Mobile devices are ever present when watching video content on a TV screen, easily allowing consumers to perform other activities simultaneously. *The **second screen**, such as a smartphone or tablet, is used by 64 percent of consumers every week to complement the content on the big TV screen*, such as looking up an actor, checking ratings, posting comments on social media, and watching video content on multiple screens.

TV and video content has always had a significant social component, for example, discussing TV programs while watching together at home. Today, those habits have migrated online, both for traditional TV content and for UGC [user generated content]. Millennials in particular have a more pronounced second screen behavior, and these habits continue to evolve. Since 2014, the habit of browsing the internet for content related to what is being watched on the big TV screen has increased by 35 percent, and watching 2 or more programs at the same time has increased just as much. *This growth can partly be attributed to the basic human need for instant gratification, as well as never wanting to have a dull moment.*


----------



## David Baxter PhD (Mar 12, 2021)

I'm not sure it's a question of "instant gratification" as much as convenience.

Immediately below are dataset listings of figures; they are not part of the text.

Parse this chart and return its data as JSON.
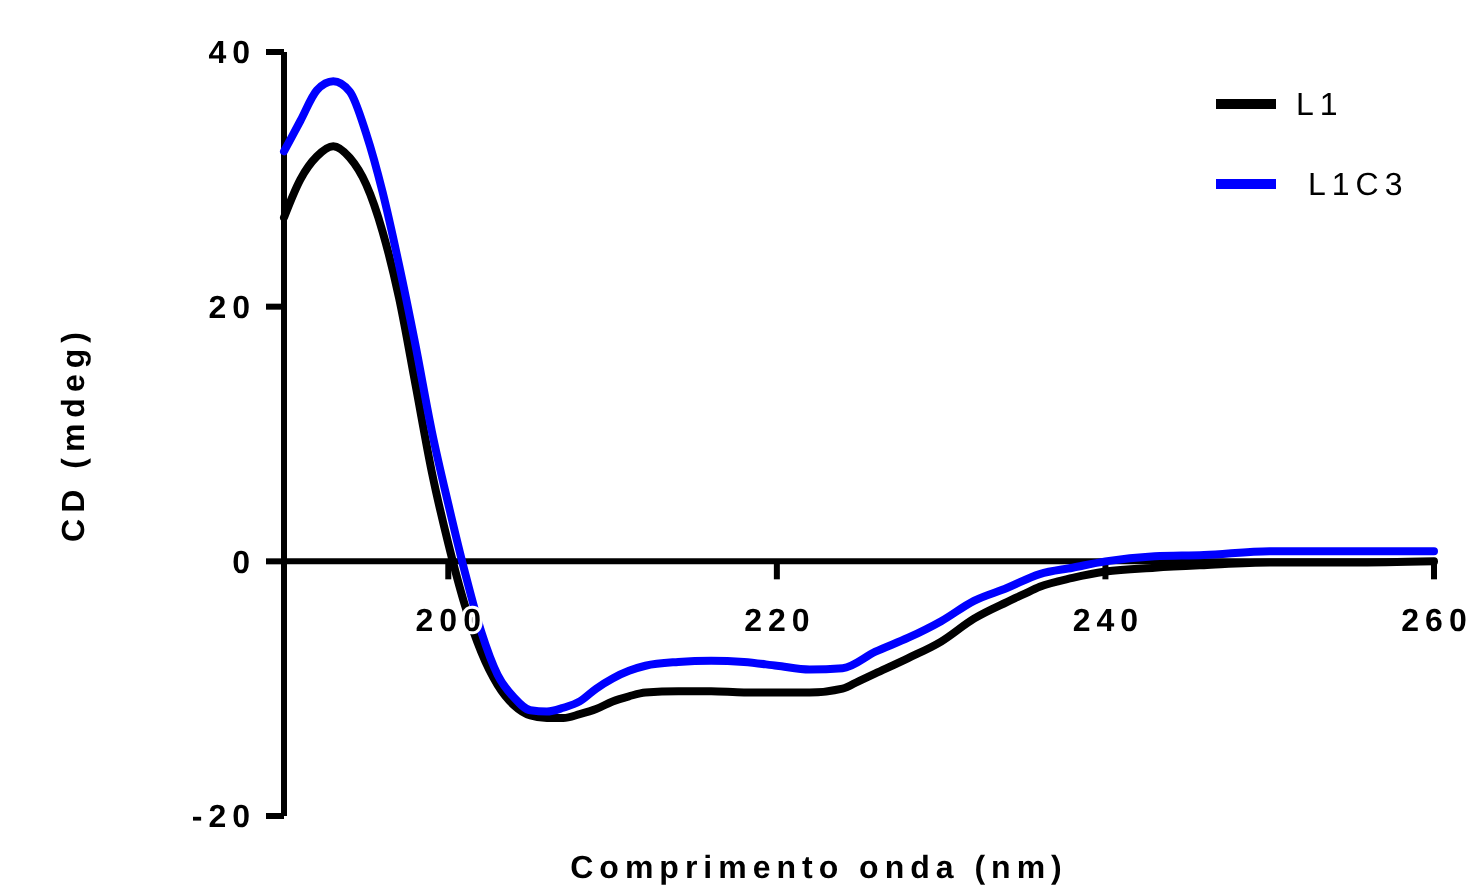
{
  "chart_data": {
    "type": "line",
    "xlabel": "Comprimento onda (nm)",
    "ylabel": "CD (mdeg)",
    "xlim": [
      190,
      260
    ],
    "ylim": [
      -20,
      40
    ],
    "xticks": [
      200,
      220,
      240,
      260
    ],
    "yticks": [
      -20,
      0,
      20,
      40
    ],
    "grid": false,
    "legend": "top right",
    "marker": "none",
    "line_style": "solid",
    "series": [
      {
        "name": "L1",
        "color": "#000000",
        "x": [
          190,
          191,
          192,
          193,
          194,
          195,
          196,
          197,
          198,
          199,
          200,
          201,
          202,
          203,
          204,
          205,
          206,
          207,
          208,
          209,
          210,
          211,
          212,
          214,
          216,
          218,
          220,
          222,
          224,
          225,
          226,
          228,
          230,
          232,
          234,
          235,
          236,
          238,
          240,
          243,
          246,
          250,
          255,
          260
        ],
        "values": [
          27,
          30,
          31.8,
          32.6,
          31.7,
          29.6,
          25.9,
          20.7,
          13.9,
          7,
          1.4,
          -3.4,
          -7.1,
          -9.7,
          -11.3,
          -12.1,
          -12.3,
          -12.3,
          -12,
          -11.6,
          -11,
          -10.6,
          -10.3,
          -10.2,
          -10.2,
          -10.3,
          -10.3,
          -10.3,
          -10,
          -9.4,
          -8.8,
          -7.6,
          -6.3,
          -4.5,
          -3.2,
          -2.6,
          -2,
          -1.3,
          -0.8,
          -0.5,
          -0.3,
          -0.1,
          -0.1,
          0
        ]
      },
      {
        "name": "L1C3",
        "color": "#0000ff",
        "x": [
          190,
          191,
          192,
          193,
          194,
          195,
          196,
          197,
          198,
          199,
          200,
          201,
          202,
          203,
          204,
          205,
          206,
          207,
          208,
          209,
          210,
          211,
          212,
          214,
          216,
          218,
          220,
          222,
          224,
          226,
          228,
          230,
          232,
          234,
          236,
          238,
          240,
          243,
          246,
          250,
          255,
          260
        ],
        "values": [
          32.2,
          34.6,
          37,
          37.7,
          36.9,
          33.6,
          29,
          23.3,
          17,
          10.2,
          4.5,
          -0.8,
          -5.5,
          -8.9,
          -10.7,
          -11.7,
          -11.8,
          -11.5,
          -11,
          -10,
          -9.2,
          -8.6,
          -8.2,
          -7.9,
          -7.8,
          -7.9,
          -8.2,
          -8.5,
          -8.4,
          -7.1,
          -6,
          -4.7,
          -3.1,
          -2.1,
          -1,
          -0.5,
          0,
          0.4,
          0.5,
          0.8,
          0.8,
          0.8
        ]
      }
    ]
  }
}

Often when I'm watching a movie, I have a question about a specific actor, like where have I seen him or her before?

At one time, I'd pause the movie and check IMDB on my desktop in the next room. Now I don't have to: I just open the IMDB app on my phone and check it our there. My point is that either way I would want to look it up — now it's just easier to look it up.

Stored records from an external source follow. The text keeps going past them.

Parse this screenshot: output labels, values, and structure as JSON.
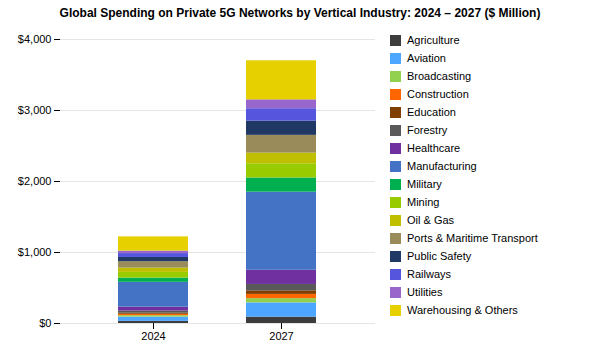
{
  "chart_data": {
    "type": "bar",
    "stacked": true,
    "title": "Global Spending on Private 5G Networks by Vertical Industry: 2024 – 2027 ($ Million)",
    "categories": [
      "2024",
      "2027"
    ],
    "series": [
      {
        "name": "Agriculture",
        "color": "#3d3d3d",
        "values": [
          30,
          90
        ]
      },
      {
        "name": "Aviation",
        "color": "#4da6ff",
        "values": [
          60,
          200
        ]
      },
      {
        "name": "Broadcasting",
        "color": "#92d050",
        "values": [
          20,
          60
        ]
      },
      {
        "name": "Construction",
        "color": "#ff6600",
        "values": [
          20,
          60
        ]
      },
      {
        "name": "Education",
        "color": "#7f3f00",
        "values": [
          15,
          50
        ]
      },
      {
        "name": "Forestry",
        "color": "#595959",
        "values": [
          30,
          90
        ]
      },
      {
        "name": "Healthcare",
        "color": "#7030a0",
        "values": [
          55,
          200
        ]
      },
      {
        "name": "Manufacturing",
        "color": "#4472c4",
        "values": [
          350,
          1100
        ]
      },
      {
        "name": "Military",
        "color": "#00b050",
        "values": [
          60,
          200
        ]
      },
      {
        "name": "Mining",
        "color": "#99cc00",
        "values": [
          80,
          200
        ]
      },
      {
        "name": "Oil & Gas",
        "color": "#bfbf00",
        "values": [
          60,
          150
        ]
      },
      {
        "name": "Ports & Maritime Transport",
        "color": "#9a8c5a",
        "values": [
          90,
          250
        ]
      },
      {
        "name": "Public Safety",
        "color": "#1f3864",
        "values": [
          60,
          200
        ]
      },
      {
        "name": "Railways",
        "color": "#5555dd",
        "values": [
          55,
          175
        ]
      },
      {
        "name": "Utilities",
        "color": "#9966cc",
        "values": [
          35,
          125
        ]
      },
      {
        "name": "Warehousing & Others",
        "color": "#e6d000",
        "values": [
          200,
          550
        ]
      }
    ],
    "ylim": [
      0,
      4000
    ],
    "yticks": [
      {
        "value": 0,
        "label": "$0"
      },
      {
        "value": 1000,
        "label": "$1,000"
      },
      {
        "value": 2000,
        "label": "$2,000"
      },
      {
        "value": 3000,
        "label": "$3,000"
      },
      {
        "value": 4000,
        "label": "$4,000"
      }
    ],
    "grid": true,
    "legend": "right"
  }
}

Or I might Google a question about a specific event in whatever I'm watching (e.g., I found myself doping this quite frequently watching _The Crown_ on Netflix).


----------



## Daniel (Mar 12, 2021)

David Baxter said:


> I'm not sure it's a question of "instant gratification" as much as convenience.
> Often when I'm watching a movie, I have a question about a specific actor, like where have I seen him or her before?


Exactly. I was actually hoping you would say something like that.    I couldn't put my finger on it, but I knew they were being overly simplistic.

Otherwise, I guess you are supposed to live in ignorance and embrace the uncertainty of never knowing


----------



## Daniel (Mar 21, 2021)

Lessons for learning: How cognitive psychology informs classroom practice - kappanonline.org
					


Laboratory science and classroom observation reveal four simple strategies that can promote learning.





					kappanonline.org
				




While research on learning — arguably the most complex cognitive process — can be based on observations, surveys, or correlations, most of our research in cognitive psychology is experimental. We use experiments to examine how students learn everything from basic facts and vocabulary words to how students apply their knowledge using complex higher-order materials (Agarwal, in press). Or we might compare popular study methods, such as rereading or highlighting, to see which ones lead to longer-lasting learning. (It turns out that both *rereading and highlighting are fairly ineffective;* Putnam et al., 2016)


----------



## David Baxter PhD (Mar 21, 2021)

> (It turns out that both *rereading and highlighting are fairly ineffective;* Putnam et al., 2016)


I learned this a long time ago.

If I'm highlighting, I'm just highlighting. I don't actually read what I'm highlighting and I won't remember what I highlighted.
I don't know whether re-reading the same text helps me learn something or not but I found it deadly boring. My strategy was to get at least 2 or 3 books or articles on the same topic and read them all — once each. I'd make short notes on each.


----------